MEMÓRIAS...DE UM OBELISCO



Se muitos e muitos dos filhos desta minha terra de Aveiro olham para mim, e não sabem o que a frieza da minha estrutura representa, muito menos o saberão os forasteiros. Em mim lêem:«Em memória dos aveirenses que sofreram pela liberdade». Muitos e muitos dos filhos de Aveiro, infelizmente, desconhecem a que é que alude esta legenda. Neste particular histórico são tão forasteiros como os forasteiros. E se eu existo, se sou um símbolo da memória, não o devo aos responsáveis municipais, antes ao Clube dos Galitos, uma simples colectividade, que afinal não é tão simples como isso. Fui erigido em 1909. Sou uma voz que não se ouve, mas é altiva,que na sua altivez canta um nobre acontecimento que nesse ano já ocorrera havia 81 anos. Completo este ano, portanto, cem anos, o que determina que a razão da minha existência se encontre na profundidade dos tempos, que a memória dos aveirenses faz com que praticamente se tenha perdido na profundidade dos tempos.
Foi a 16 de Maio de 1828 que, nesta cidade de Aveiro, o absolutismo miguelista ouviu pela primeira vez o grito da revolta, grito esse que clamava pela presença de D. Pedro, que lá longe, governava as terras de Vera Cruz.
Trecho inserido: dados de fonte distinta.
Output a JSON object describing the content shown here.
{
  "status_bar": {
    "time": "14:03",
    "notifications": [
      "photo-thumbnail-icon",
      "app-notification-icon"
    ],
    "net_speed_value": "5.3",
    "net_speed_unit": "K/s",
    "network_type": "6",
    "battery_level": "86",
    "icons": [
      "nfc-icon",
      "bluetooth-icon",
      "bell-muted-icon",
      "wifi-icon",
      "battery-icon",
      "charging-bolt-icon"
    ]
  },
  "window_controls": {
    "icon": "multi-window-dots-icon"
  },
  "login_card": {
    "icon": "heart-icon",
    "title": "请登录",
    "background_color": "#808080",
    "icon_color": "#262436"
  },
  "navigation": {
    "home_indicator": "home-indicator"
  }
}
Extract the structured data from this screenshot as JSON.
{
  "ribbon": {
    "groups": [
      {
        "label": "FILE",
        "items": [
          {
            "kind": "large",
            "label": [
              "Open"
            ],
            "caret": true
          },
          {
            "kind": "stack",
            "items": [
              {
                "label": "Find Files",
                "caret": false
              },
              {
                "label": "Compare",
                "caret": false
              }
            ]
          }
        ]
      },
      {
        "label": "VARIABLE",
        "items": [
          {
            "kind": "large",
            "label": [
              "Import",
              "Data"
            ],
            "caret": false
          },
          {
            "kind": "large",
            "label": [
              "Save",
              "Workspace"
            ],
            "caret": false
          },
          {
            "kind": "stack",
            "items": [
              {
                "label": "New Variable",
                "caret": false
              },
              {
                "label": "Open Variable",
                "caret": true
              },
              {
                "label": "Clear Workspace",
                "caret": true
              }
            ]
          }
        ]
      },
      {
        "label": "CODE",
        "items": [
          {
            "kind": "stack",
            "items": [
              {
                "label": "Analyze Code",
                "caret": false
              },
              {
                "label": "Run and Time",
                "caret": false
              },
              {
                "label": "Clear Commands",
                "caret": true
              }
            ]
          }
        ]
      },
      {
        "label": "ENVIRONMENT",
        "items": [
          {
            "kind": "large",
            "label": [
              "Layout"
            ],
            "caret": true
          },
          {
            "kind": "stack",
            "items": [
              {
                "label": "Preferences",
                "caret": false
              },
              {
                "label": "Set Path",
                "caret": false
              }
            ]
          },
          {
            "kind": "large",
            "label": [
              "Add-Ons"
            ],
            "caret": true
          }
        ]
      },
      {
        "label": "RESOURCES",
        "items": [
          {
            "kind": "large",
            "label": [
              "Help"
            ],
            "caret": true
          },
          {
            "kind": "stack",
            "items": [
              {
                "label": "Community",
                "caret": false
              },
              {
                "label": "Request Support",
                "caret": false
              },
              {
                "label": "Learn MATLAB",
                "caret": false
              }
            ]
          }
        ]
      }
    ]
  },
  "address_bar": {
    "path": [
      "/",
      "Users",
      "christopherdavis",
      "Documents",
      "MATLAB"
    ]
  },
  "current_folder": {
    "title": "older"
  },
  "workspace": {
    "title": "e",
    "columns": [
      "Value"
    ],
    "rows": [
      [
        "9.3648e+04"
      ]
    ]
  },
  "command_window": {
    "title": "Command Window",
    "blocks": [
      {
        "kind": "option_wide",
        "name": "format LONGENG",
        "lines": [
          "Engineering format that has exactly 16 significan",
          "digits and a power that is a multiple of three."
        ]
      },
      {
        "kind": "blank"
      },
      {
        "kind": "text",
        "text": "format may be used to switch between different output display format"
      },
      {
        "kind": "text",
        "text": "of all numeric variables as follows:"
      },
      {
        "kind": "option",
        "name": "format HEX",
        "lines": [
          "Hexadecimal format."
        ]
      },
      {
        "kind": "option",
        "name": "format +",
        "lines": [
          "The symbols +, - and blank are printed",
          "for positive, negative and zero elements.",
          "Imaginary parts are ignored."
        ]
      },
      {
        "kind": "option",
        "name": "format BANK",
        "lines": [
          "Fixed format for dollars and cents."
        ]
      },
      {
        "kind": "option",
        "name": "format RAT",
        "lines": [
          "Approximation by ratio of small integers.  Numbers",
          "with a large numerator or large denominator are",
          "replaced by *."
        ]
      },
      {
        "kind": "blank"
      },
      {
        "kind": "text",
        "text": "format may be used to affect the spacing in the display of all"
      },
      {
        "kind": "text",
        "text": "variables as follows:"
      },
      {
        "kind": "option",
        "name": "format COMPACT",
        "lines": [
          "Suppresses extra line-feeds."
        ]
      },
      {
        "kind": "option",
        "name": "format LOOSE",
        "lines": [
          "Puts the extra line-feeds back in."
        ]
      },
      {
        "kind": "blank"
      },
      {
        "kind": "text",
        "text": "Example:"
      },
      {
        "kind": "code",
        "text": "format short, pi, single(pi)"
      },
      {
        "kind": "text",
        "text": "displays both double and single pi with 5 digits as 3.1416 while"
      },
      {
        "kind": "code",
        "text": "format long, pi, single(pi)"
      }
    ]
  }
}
Quem hoje, nesta cidade, tem orgulho desse momento feito de coragem e aspiração pela liberdade? Passam por mim e eu nada lhes digo.
Os aveirenses que sofreram pela liberdade foram sete. Pagaram com a vida a ousadia. Os aveirenses de então acreditaram que aqui se iniciava o caminho para a libertação da opressão. Tinham razão. A liberdade chegaria quatro anos depois. Os aveirenses de então, caso tenham pensado que aquele dia seria lembrado, ano após ano, incólume ao esquecimento...
Sou tudo o que resta desse grito à liberdade!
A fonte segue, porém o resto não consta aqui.